Co-marketing seems to be the up and coming trend in the business world with more and more companies adopting the strategy. Many companies have already been successful, like the collaboration between Virgin America and Netflix which demonstrates the positive effect it can have on your businesses brand. This article explains what co-marketing is and its effects on the business world.
What is Co-Marketing?
With many different interpretations of co-marketing, it is ultimately a term used to describe the collaboration of two companies on a promotional project through co-branding. In a co-marketing relationship, both companies promote a piece of content or product and share the results of the promotion. Co-marketing is a way of reducing the work and expense of a marketing campaign while sharing the reward. Companies tend to go to this option if they are looking to reduce costs while also building awareness of both brands involved.
Co-Marketing vs Co-Branding
While co-marketing and co-branding are very similar, they do differ slightly. Co-branding uses two (or more) brand names on a single product or service while co-marketing does not involve the creation of a new product, instead the brands look for ways to effectively share their customers and build awareness for both brands. For example, Uber and Spotify recently worked together in a co-marketing ploy by combining their services allowing users to control the drivers sound system from their phones. While giving both of their brands more exposure, this collaboration has also added value to the customers’ experience.
As previously mentioned, co-branding operates in a slightly different way by altering the visibility and sentiments associated with each existing brand while also including unique brand identifiers separating the two from each other. It combines their market reach while brand partners have the chance to engage the public more into their brand. A well-known example is the partnership between GoPro and Red Bull whereby Red Bull sponsored events that use GoPros. By establishing themselves as lifestyle brands, both link well together as they share the same values making them a good pairing to adopt the co-branding strategy.
Why do Companies do Co-Marketing?
Many companies long term goals involve company growth as well as raising profits. Therefore many businesses view co-marketing as a way of reaching these targets. Additionally, companies may link co-branding with a new product release as the companies can work together to develop a strong advertising campaign neither could afford on their own. Nevertheless, a business has the possibility to benefit from co-marketing at any point in in its life cycle. Additionally, partners do not have to share the same goals as it may even allow them to reach a different customer base.

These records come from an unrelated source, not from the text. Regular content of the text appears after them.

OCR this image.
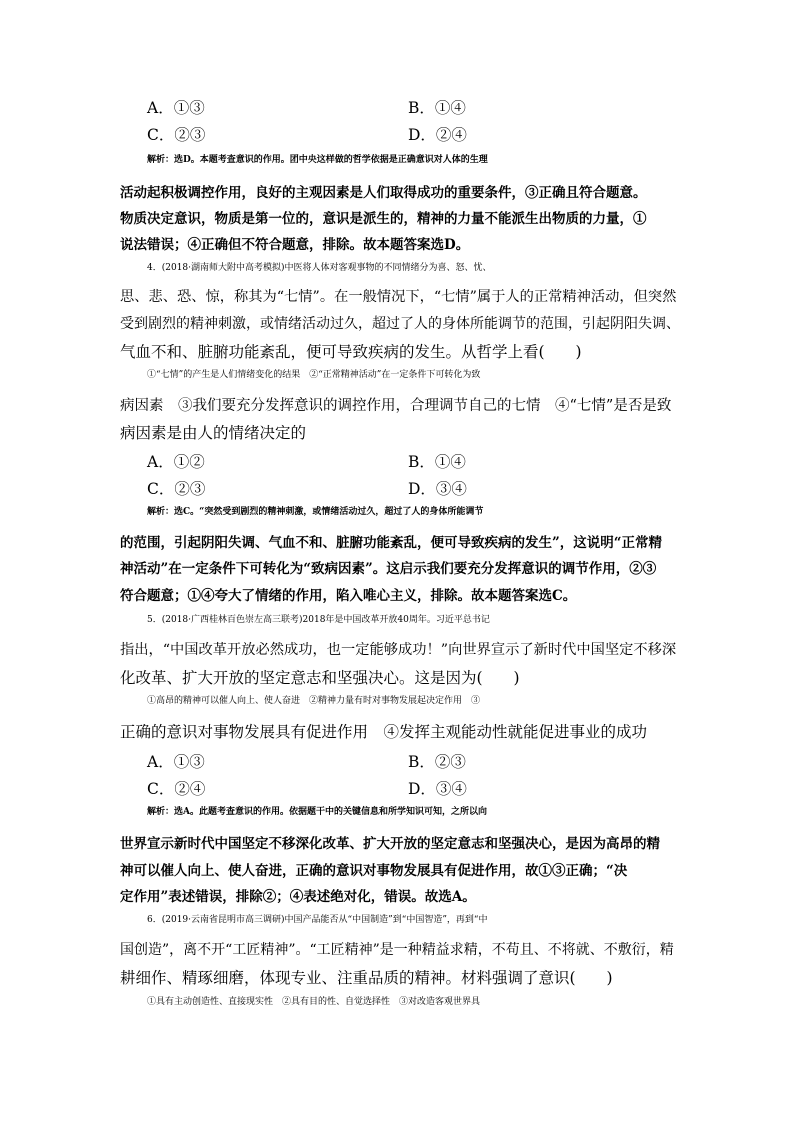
A．①③	B．①④
C．②③	D．②④
解析：选D。本题考查意识的作用。团中央这样做的哲学依据是正确意识对人体的生理
活动起积极调控作用，良好的主观因素是人们取得成功的重要条件，③正确且符合题意。
物质决定意识，物质是第一位的，意识是派生的，精神的力量不能派生出物质的力量，①
说法错误；④正确但不符合题意，排除。故本题答案选D。
4．(2018·湖南师大附中高考模拟)中医将人体对客观事物的不同情绪分为喜、怒、忧、
思、悲、恐、惊，称其为“七情”。在一般情况下，“七情”属于人的正常精神活动，但突然
受到剧烈的精神刺激，或情绪活动过久，超过了人的身体所能调节的范围，引起阴阳失调、
气血不和、脏腑功能紊乱，便可导致疾病的发生。从哲学上看(　　)
①“七情”的产生是人们情绪变化的结果　②“正常精神活动”在一定条件下可转化为致
病因素　③我们要充分发挥意识的调控作用，合理调节自己的七情　④“七情”是否是致
病因素是由人的情绪决定的
A．①②	B．①④
C．②③	D．③④
解析：选C。“突然受到剧烈的精神刺激，或情绪活动过久，超过了人的身体所能调节
的范围，引起阴阳失调、气血不和、脏腑功能紊乱，便可导致疾病的发生”，这说明“正常精
神活动”在一定条件下可转化为“致病因素”。这启示我们要充分发挥意识的调节作用，②③
符合题意；①④夸大了情绪的作用，陷入唯心主义，排除。故本题答案选C。
5．(2018·广西桂林百色崇左高三联考)2018年是中国改革开放40周年。习近平总书记
指出，“中国改革开放必然成功，也一定能够成功！”向世界宣示了新时代中国坚定不移深
化改革、扩大开放的坚定意志和坚强决心。这是因为(　　)
①高昂的精神可以催人向上、使人奋进　②精神力量有时对事物发展起决定作用　③
正确的意识对事物发展具有促进作用　④发挥主观能动性就能促进事业的成功
A．①③	B．②③
C．②④	D．③④
解析：选A。此题考查意识的作用。依据题干中的关键信息和所学知识可知，之所以向
世界宣示新时代中国坚定不移深化改革、扩大开放的坚定意志和坚强决心，是因为高昂的精
神可以催人向上、使人奋进，正确的意识对事物发展具有促进作用，故①③正确；“决
定作用”表述错误，排除②；④表述绝对化，错误。故选A。
6．(2019·云南省昆明市高三调研)中国产品能否从“中国制造”到“中国智造”，再到“中
国创造”，离不开“工匠精神”。“工匠精神”是一种精益求精，不苟且、不将就、不敷衍，精
耕细作、精琢细磨，体现专业、注重品质的精神。材料强调了意识(　　)
①具有主动创造性、直接现实性　②具有目的性、自觉选择性　③对改造客观世界具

This technique may also be beneficial for a struggling brand. If one brand is really struggling, but the other in a co-marketing situation is really successful, then the struggling brand can get a boost to their reputation from this marketing effort. Each brand is also able to invest their best people in this type of marketing strategy, this reduces the need for additional employees and well as cutting costs. It also eliminates the need for outsourcing, making the business more efficient across many levels. Although co-marketing can bring about many benefits for a business, it is important for them to consider some factors that may affect their success. For example, it is important that both companies are clear on the agreements made as the complex relationship between the two firms can result in unnecessary costs
Waitrose and John Lewis
Most recently, John Lewis and Waitrose have collaborated their marketing campaigns while rebranding themselves. This is designed to boost both of their brand exposure and increase the value of the brand. Until very recently, both brands operated as separate businesses. By slowly integrating their services by starting with the service to pick up John Lewis click and collect items in Waitrose stores, eventually, both brands established a joint marketing campaign. This means they should now need only one creative platform for both brands. The result of this recent partnership is unknown at the moment, however, many marketing experts are viewing the move as a smart strategic one. Marketing Week columnist Mark Ritson stated that “no consumers would have drawn a link between Waitrose and John Lewis, to an endorsement structure in which the two companies’ linked names ensure that the brands are now more closely and explicitly aligned in the minds of target consumers.”
This business trend, although used before, many new and small companies are also adopting co-marketing as a way of putting themselves of the map and increasing their brand value.